A tale riguardo deve ricordarsi che la sentenza che abbia aderito alle conclusioni del consulente tecnico d’ufficio è censurabile in sede di legittimità solo in caso di palese deviazione dalle nozioni correnti della scienza medica (la cui fonte va indicata dal ricorrente) o di omissione degli accertamenti strumentali dai quali, secondo le predette nozioni, non si possa prescindere per la formulazione di una corretta diagnosi.
Al di fuori di tale ambito la censura costituisce mero dissenso diagnostico non attinente a vizi del processo logico-formale, che si traduce, quindi, in un’inammissibile critica del convincimento del giudice (giurisprudenza consolidata: v., e pluribus, Cass. n. 1652/12; Cass. n. 26558/11; Cass. 29.4.09 n. 9988; Cass. 3.4.08 n. 8654).
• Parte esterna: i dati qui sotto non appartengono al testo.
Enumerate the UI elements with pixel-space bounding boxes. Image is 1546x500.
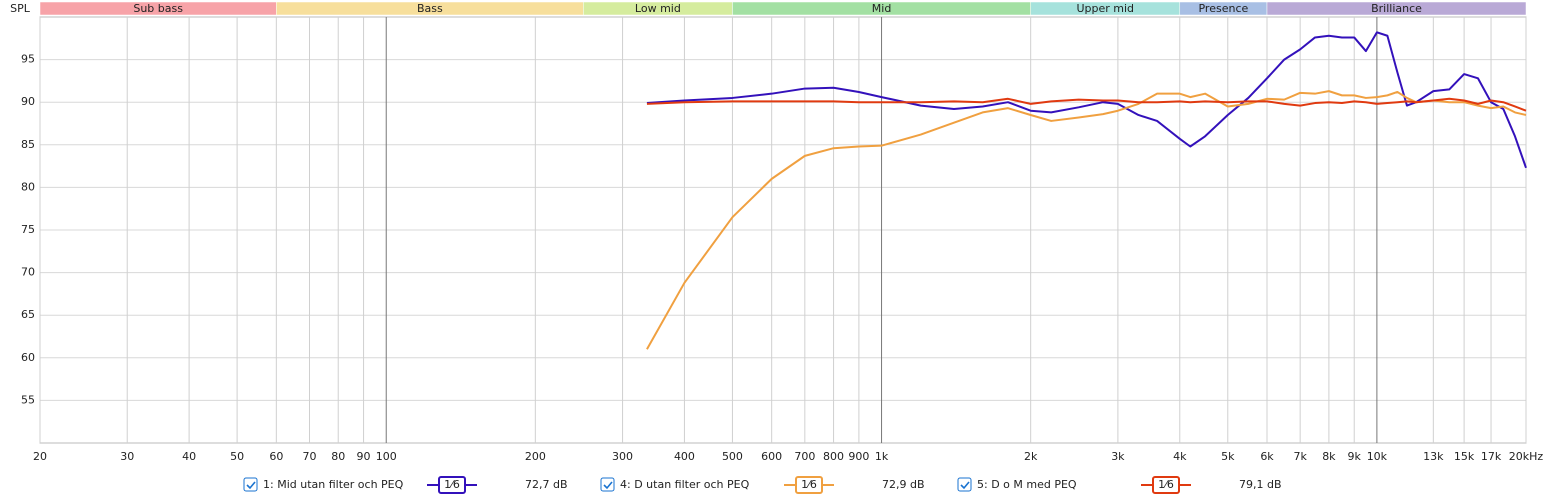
x-tick-label: 4k <box>1173 450 1187 463</box>
x-tick-label: 50 <box>230 450 244 463</box>
band-label: Brilliance <box>1371 2 1422 15</box>
checkmark <box>603 481 613 490</box>
x-tick-label: 13k <box>1423 450 1444 463</box>
x-tick-label: 40 <box>182 450 196 463</box>
x-tick-label: 800 <box>823 450 844 463</box>
x-tick-label: 2k <box>1024 450 1038 463</box>
checkmark <box>960 481 970 490</box>
x-tick-label: 900 <box>848 450 869 463</box>
x-tick-label: 3k <box>1111 450 1125 463</box>
y-tick-label: 85 <box>21 138 35 151</box>
x-tick-label: 15k <box>1454 450 1475 463</box>
y-axis-label: SPL <box>10 2 31 15</box>
band-label: Bass <box>417 2 443 15</box>
band-label: Low mid <box>635 2 681 15</box>
smoothing-box <box>1152 476 1180 494</box>
x-tick-label: 700 <box>794 450 815 463</box>
y-tick-label: 75 <box>21 223 35 236</box>
x-tick-label: 5k <box>1221 450 1235 463</box>
y-tick-label: 65 <box>21 308 35 321</box>
legend-level: 72,9 dB <box>882 478 925 491</box>
x-tick-label: 100 <box>376 450 397 463</box>
x-tick-label: 30 <box>120 450 134 463</box>
smoothing-box <box>438 476 466 494</box>
legend-entry: 5: D o M med PEQ 1⁄6 79,1 dB <box>957 476 1282 494</box>
band-label: Mid <box>872 2 892 15</box>
x-tick-label: 70 <box>302 450 316 463</box>
smoothing-label: 1⁄6 <box>1158 478 1174 491</box>
checkmark <box>246 481 256 490</box>
x-tick-label: 20kHz <box>1509 450 1544 463</box>
y-tick-label: 80 <box>21 180 35 193</box>
legend-checkbox <box>243 477 258 492</box>
x-tick-label: 400 <box>674 450 695 463</box>
smoothing-label: 1⁄6 <box>444 478 460 491</box>
x-tick-label: 1k <box>875 450 889 463</box>
x-tick-label: 300 <box>612 450 633 463</box>
smoothing-box <box>795 476 823 494</box>
legend-label: 4: D utan filter och PEQ <box>620 478 750 491</box>
legend-label: 1: Mid utan filter och PEQ <box>263 478 404 491</box>
band-label: Upper mid <box>1076 2 1134 15</box>
smoothing-label: 1⁄6 <box>801 478 817 491</box>
x-tick-label: 600 <box>761 450 782 463</box>
legend-level: 72,7 dB <box>525 478 568 491</box>
x-tick-label: 20 <box>33 450 47 463</box>
x-tick-label: 90 <box>357 450 371 463</box>
legend-checkbox <box>600 477 615 492</box>
x-tick-label: 10k <box>1367 450 1388 463</box>
x-tick-label: 17k <box>1481 450 1502 463</box>
legend-level: 79,1 dB <box>1239 478 1282 491</box>
x-tick-label: 200 <box>525 450 546 463</box>
band-label: Sub bass <box>133 2 183 15</box>
y-tick-label: 60 <box>21 351 35 364</box>
y-tick-label: 55 <box>21 393 35 406</box>
legend-checkbox <box>957 477 972 492</box>
x-tick-label: 80 <box>331 450 345 463</box>
series-line <box>646 31 1527 169</box>
y-tick-label: 95 <box>21 53 35 66</box>
band-label: Presence <box>1198 2 1248 15</box>
x-tick-label: 500 <box>722 450 743 463</box>
x-tick-label: 60 <box>269 450 283 463</box>
legend-entry: 4: D utan filter och PEQ 1⁄6 72,9 dB <box>600 476 925 494</box>
x-tick-label: 8k <box>1322 450 1336 463</box>
legend-entry: 1: Mid utan filter och PEQ 1⁄6 72,7 dB <box>243 476 568 494</box>
x-tick-label: 9k <box>1348 450 1362 463</box>
series-line <box>646 97 1527 112</box>
band <box>1266 1 1527 16</box>
x-tick-label: 7k <box>1293 450 1307 463</box>
y-tick-label: 70 <box>21 266 35 279</box>
legend-label: 5: D o M med PEQ <box>977 478 1077 491</box>
y-tick-label: 90 <box>21 95 35 108</box>
x-tick-label: 6k <box>1260 450 1274 463</box>
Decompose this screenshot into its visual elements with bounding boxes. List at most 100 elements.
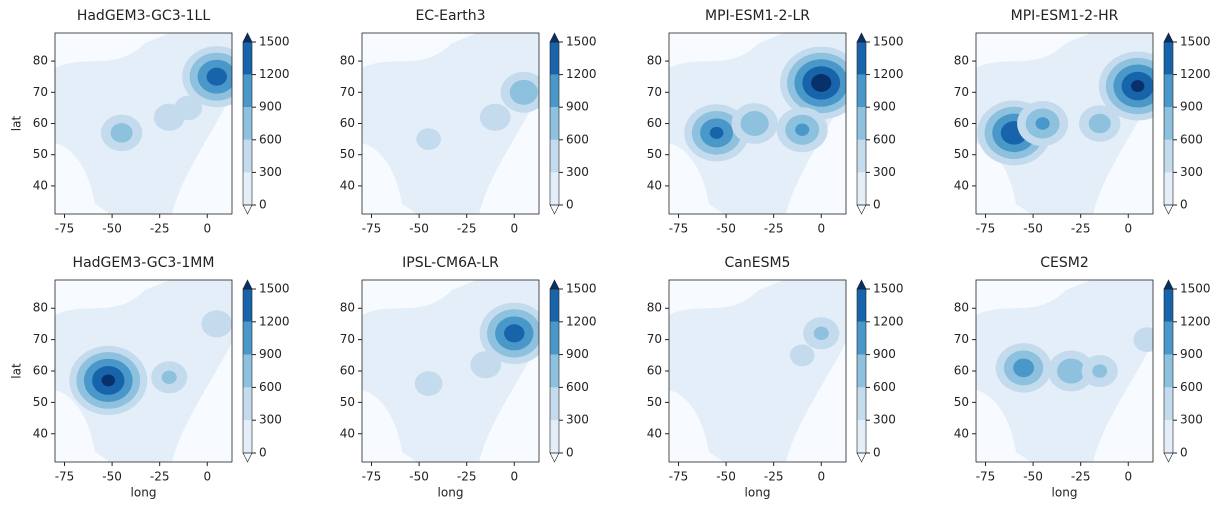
colorbar-tick-label: 0	[566, 198, 574, 212]
field	[976, 280, 1153, 462]
colorbar-tick-label: 1500	[566, 35, 597, 49]
y-tick-label: 40	[647, 178, 662, 192]
colorbar-bin	[1164, 172, 1173, 205]
y-tick-label: 40	[33, 178, 48, 192]
contour-level	[174, 95, 203, 121]
colorbar-bin	[857, 387, 866, 421]
x-tick-label: -25	[150, 470, 170, 484]
colorbar-bin	[857, 172, 866, 205]
contour-level	[509, 79, 538, 105]
colorbar-tick-label: 300	[1180, 413, 1203, 427]
y-tick-label: 80	[33, 301, 48, 315]
contour-level	[709, 126, 724, 139]
y-tick-label: 50	[954, 395, 969, 409]
x-tick-label: -75	[55, 470, 75, 484]
colorbar-bin	[243, 139, 252, 173]
low-region	[669, 390, 724, 462]
x-tick-label: -50	[716, 470, 736, 484]
colorbar-bin	[550, 289, 559, 322]
x-tick-label: -25	[457, 222, 477, 236]
colorbar-extend-min	[1163, 452, 1174, 463]
x-tick-label: -50	[102, 470, 122, 484]
y-tick-label: 70	[340, 332, 355, 346]
y-tick-label: 50	[647, 395, 662, 409]
y-tick-label: 80	[954, 301, 969, 315]
panel: CESM2 -75 -50 -25 0 40 50 60 70 80 long 0 300 600 900 1…	[954, 255, 1211, 500]
y-tick-label: 40	[340, 178, 355, 192]
colorbar-tick-label: 600	[873, 380, 896, 394]
contour-level	[101, 374, 116, 387]
colorbar-bin	[857, 139, 866, 173]
colorbar-frame	[856, 41, 867, 206]
y-tick-label: 50	[340, 147, 355, 161]
y-tick-label: 40	[33, 426, 48, 440]
colorbar-tick-label: 300	[566, 165, 589, 179]
contour-level	[1057, 358, 1086, 384]
colorbar-bin	[550, 107, 559, 140]
panel: MPI-ESM1-2-LR -75 -50 -25 0 40 50 60 70 80 0 300 600…	[647, 8, 904, 236]
contour-level	[740, 111, 769, 136]
colorbar-tick-label: 600	[566, 380, 589, 394]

Con il ricorso in esame non vengono dedotti vizi logico-formali che si concretino in deviazioni dalle nozioni della scienza medica o si sostanzino in affermazioni manifestamente illogiche o scientificamente errate, né si indica quali necessari accertamenti strumentali siano stati – in ipotesi – omessi.
Malgrado i richiami normativi esplicitati nell’intestazione del mezzo di impugnazione, in realtà la società ricorrente si limita a svolgere soltanto osservazioni concernenti il merito dell’accertamento peritale, non deducibili innanzi a questa Corte Suprema.
7 – In conclusione, il ricorso è da rigettarsi.
Le spese del giudizio di legittimità, liquidate come da dispositivo, seguono la soccombenza.
P.Q.M.
Rigetta il ricorso e condanna parte ricorrente a pagare le spese del giudizio di legittimità, liquidate in euro 100,00 per esborsi e in euro 4.500,00 per compensi professionali, oltre accessori come per legge.
Ai sensi dell’art. 13 co. 1 quater d.P.R. n. 115/2002, come modificato dall’art. 1 co. 17 legge 24.12.2012 n. 228, dà atto della sussistenza dei presupposti per il versamento, da parte della ricorrente, dell’ulteriore importo a titolo di contributo unificato pari a quello dovuto per il ricorso, a norma del co. 1 bis dello stesso articolo 13.